Epithelial cells of the lungs and gut are a prime target of SARS-CoV-2 infection and COVID-19 symptoms. Accordingly, it is important to understand the normal homeostasis of the gut epithelium. The natural polyamines (spermidine and spermine, and their precursor putrescine) are ubiquitous organic cations of low molecular weight in eukaryotic cells. Control of cellular polyamine levels has long been recognized as the central convergence point for multiple signaling pathways driving different cellular processes. Polyamines are involved in many aspects of biological functions by interacting with cellular anions such as DNA, RNA, proteins, and phospholipids. Disruption of the gut epithelium homeostasis and barrier function occurs commonly in various human diseases, leading to the translocation of luminal toxic substances and bacteria to the blood stream, and, in some instances, resulting in multiple organ dysfunction syndrome and death. In their review (5), Rao et al. discuss the roles played by cellular polyamines in maintaining the integrity of the gut epithelium, focusing on the emerging evidence of polyamines in the regulation of gut epithelial renewal and barrier function. The molecular processes controlling the gut mucosal tissue levels of polyamines in response to stressful environments remain largely unknown. Polyamine metabolism holds promise for developing therapeutic targets to protect gut epithelium integrity and barrier function in patients with critical illnesses.

We know that regular exercise prevents the onset of disease, whereas lack of physical activity hastens its development. There are also pharmaceutical treatments such as metformin and statins that are prescribed to prevent the onset of disease (diabetes and cardiovascular disease, respectively). People interested in a healthy lifestyle often use multiple strategies such as exercise, nutrition, supplements, cognitive exercises, and sleep. In their review (4), Miller and Thyfault discuss exercise and drug interactions in people free of chronic disease. It is estimated that 150 million people worldwide take metformin, and statins are one of the most prescribed drugs in the world. Studies now suggest that these drugs can inhibit some positive effects of regular exercise training in human subjects.
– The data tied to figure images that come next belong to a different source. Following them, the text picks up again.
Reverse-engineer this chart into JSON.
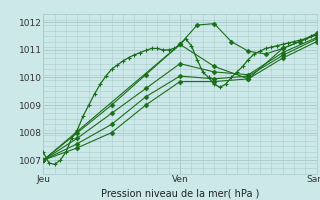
{
  "bg_color": "#cce8e8",
  "grid_color": "#aacccc",
  "line_color": "#1a6e1a",
  "marker_color": "#1a6e1a",
  "xlim": [
    0,
    48
  ],
  "ylim": [
    1006.5,
    1012.3
  ],
  "yticks": [
    1007,
    1008,
    1009,
    1010,
    1011,
    1012
  ],
  "xtick_labels": [
    "Jeu",
    "Ven",
    "Sam"
  ],
  "xtick_positions": [
    0,
    24,
    48
  ],
  "xlabel": "Pression niveau de la mer( hPa )",
  "line1_x": [
    0,
    1,
    2,
    3,
    4,
    5,
    6,
    7,
    8,
    9,
    10,
    11,
    12,
    13,
    14,
    15,
    16,
    17,
    18,
    19,
    20,
    21,
    22,
    23,
    24,
    25,
    26,
    27,
    28,
    29,
    30,
    31,
    32,
    33,
    34,
    35,
    36,
    37,
    38,
    39,
    40,
    41,
    42,
    43,
    44,
    45,
    46,
    47,
    48
  ],
  "line1_y": [
    1007.3,
    1006.9,
    1006.85,
    1007.0,
    1007.3,
    1007.8,
    1008.1,
    1008.6,
    1009.0,
    1009.4,
    1009.75,
    1010.05,
    1010.3,
    1010.45,
    1010.6,
    1010.72,
    1010.82,
    1010.9,
    1010.98,
    1011.05,
    1011.05,
    1011.0,
    1011.0,
    1011.05,
    1011.2,
    1011.4,
    1011.15,
    1010.65,
    1010.2,
    1010.0,
    1009.75,
    1009.65,
    1009.75,
    1010.0,
    1010.2,
    1010.4,
    1010.65,
    1010.85,
    1010.95,
    1011.05,
    1011.1,
    1011.15,
    1011.2,
    1011.25,
    1011.3,
    1011.35,
    1011.4,
    1011.5,
    1011.55
  ],
  "line2_x": [
    0,
    6,
    12,
    18,
    24,
    30,
    36,
    42,
    48
  ],
  "line2_y": [
    1007.0,
    1008.0,
    1009.0,
    1010.1,
    1011.2,
    1010.4,
    1009.95,
    1011.05,
    1011.55
  ],
  "line3_x": [
    0,
    6,
    12,
    18,
    24,
    30,
    36,
    42,
    48
  ],
  "line3_y": [
    1007.0,
    1007.8,
    1008.7,
    1009.6,
    1010.5,
    1010.2,
    1010.1,
    1010.9,
    1011.45
  ],
  "line4_x": [
    0,
    6,
    12,
    18,
    24,
    30,
    36,
    42,
    48
  ],
  "line4_y": [
    1007.0,
    1007.6,
    1008.3,
    1009.3,
    1010.05,
    1009.95,
    1010.05,
    1010.8,
    1011.4
  ],
  "line5_x": [
    0,
    6,
    12,
    18,
    24,
    30,
    36,
    42,
    48
  ],
  "line5_y": [
    1007.0,
    1007.45,
    1008.0,
    1009.0,
    1009.85,
    1009.85,
    1009.95,
    1010.7,
    1011.3
  ],
  "line6_x": [
    0,
    24,
    27,
    30,
    33,
    36,
    39,
    42,
    45,
    48
  ],
  "line6_y": [
    1007.0,
    1011.2,
    1011.9,
    1011.95,
    1011.3,
    1010.95,
    1010.85,
    1011.05,
    1011.3,
    1011.6
  ]
}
Most of these effects appear to be related to the mitochondria. A greater understanding of the mechanisms behind these detriments may reveal how to circumvent them to maximize potential benefits to human health.
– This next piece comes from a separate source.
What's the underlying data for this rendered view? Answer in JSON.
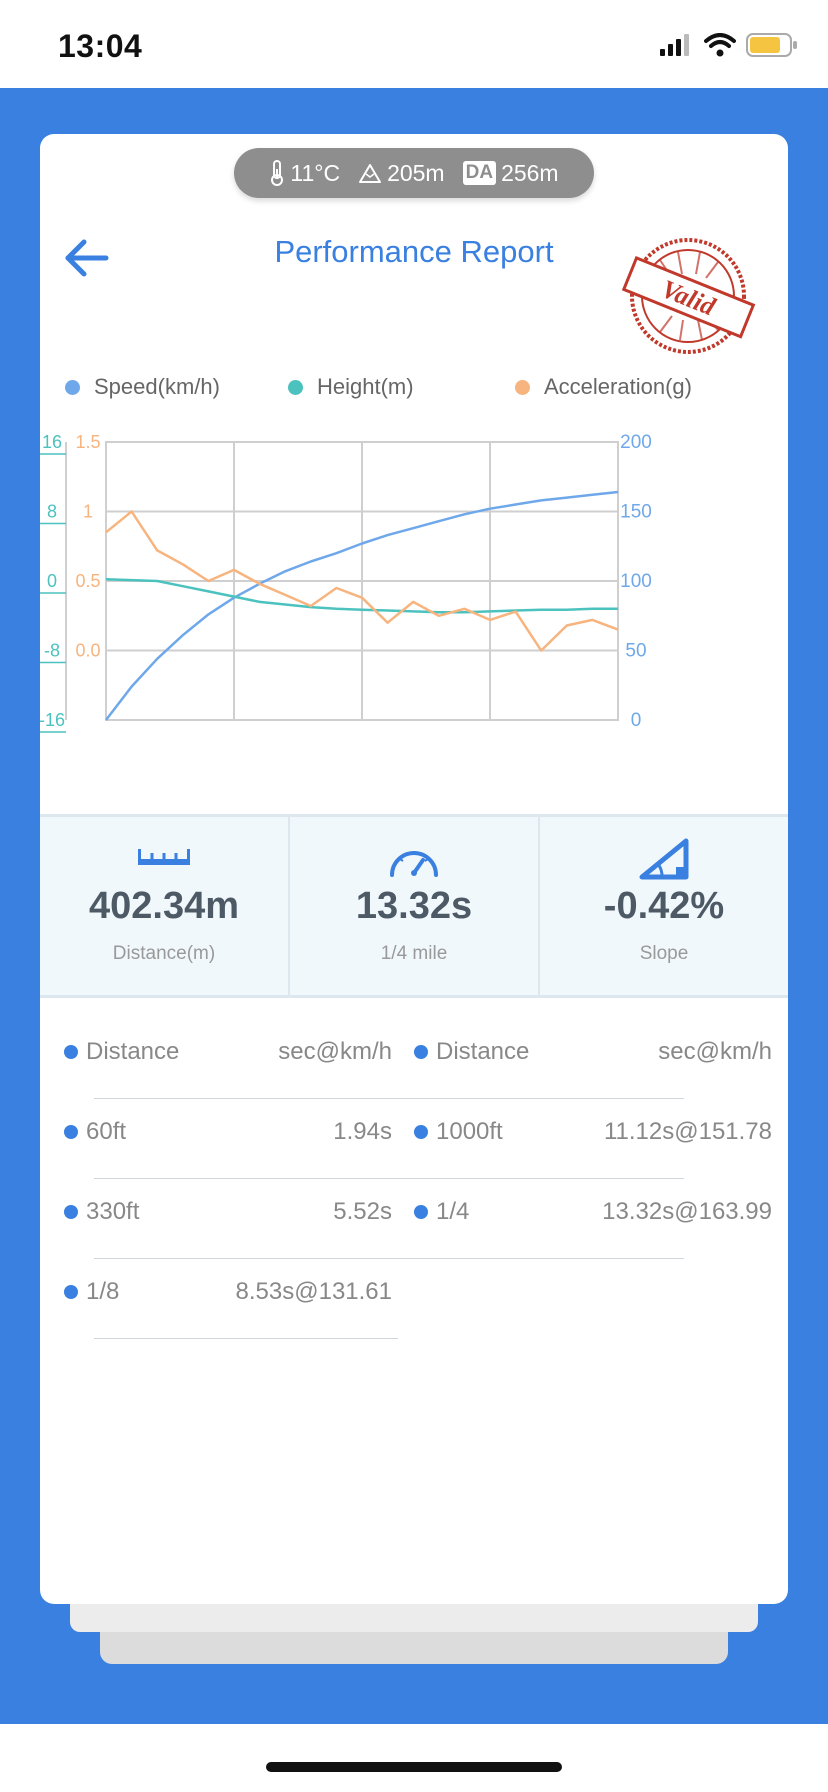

The nervous system has the ability to reorganize itself by changing its structure, function, and connections in response to intrinsic and extrinsic stimuli. Permanent changes can result when the stimulus is persistent or severe. This neuroplasticity has been relatively well studied in the central nervous system (CNS), and our current understanding of underlying mechanisms is based on either patient biopsies or animal models. Although patient biopsies have broadened our understanding of the mechanisms that regulate the final stages of neuroplasticity, they do nothing to enlighten us about the development of neuroplasticity over time. Animal models are required for mechanistic studies, since they consider physiological complexity introduced by the integration of the nervous system within the body. However, physiological mechanisms of neuroplasticity in animal models may not translate to the human situation. The lack of human in vitro models for neuroplasticity in the peripheral nervous system (PNS) has impeded progress toward a better understanding of injury repair and regeneration in this important part of the nervous system. The emergence of human pluripotent stem cells (hPSCs) holds promise to resolve this deficit. In their review (2), Goldsteen et al. discuss the development of human in vitro models for the investigation of neuro-effector communication and neuroplasticity. Understanding the mechanisms that regulate the effect of chronic inflammation on PNS neuroplasticity could generate targets to diagnose and treat many diseases that affect almost all organs of the body.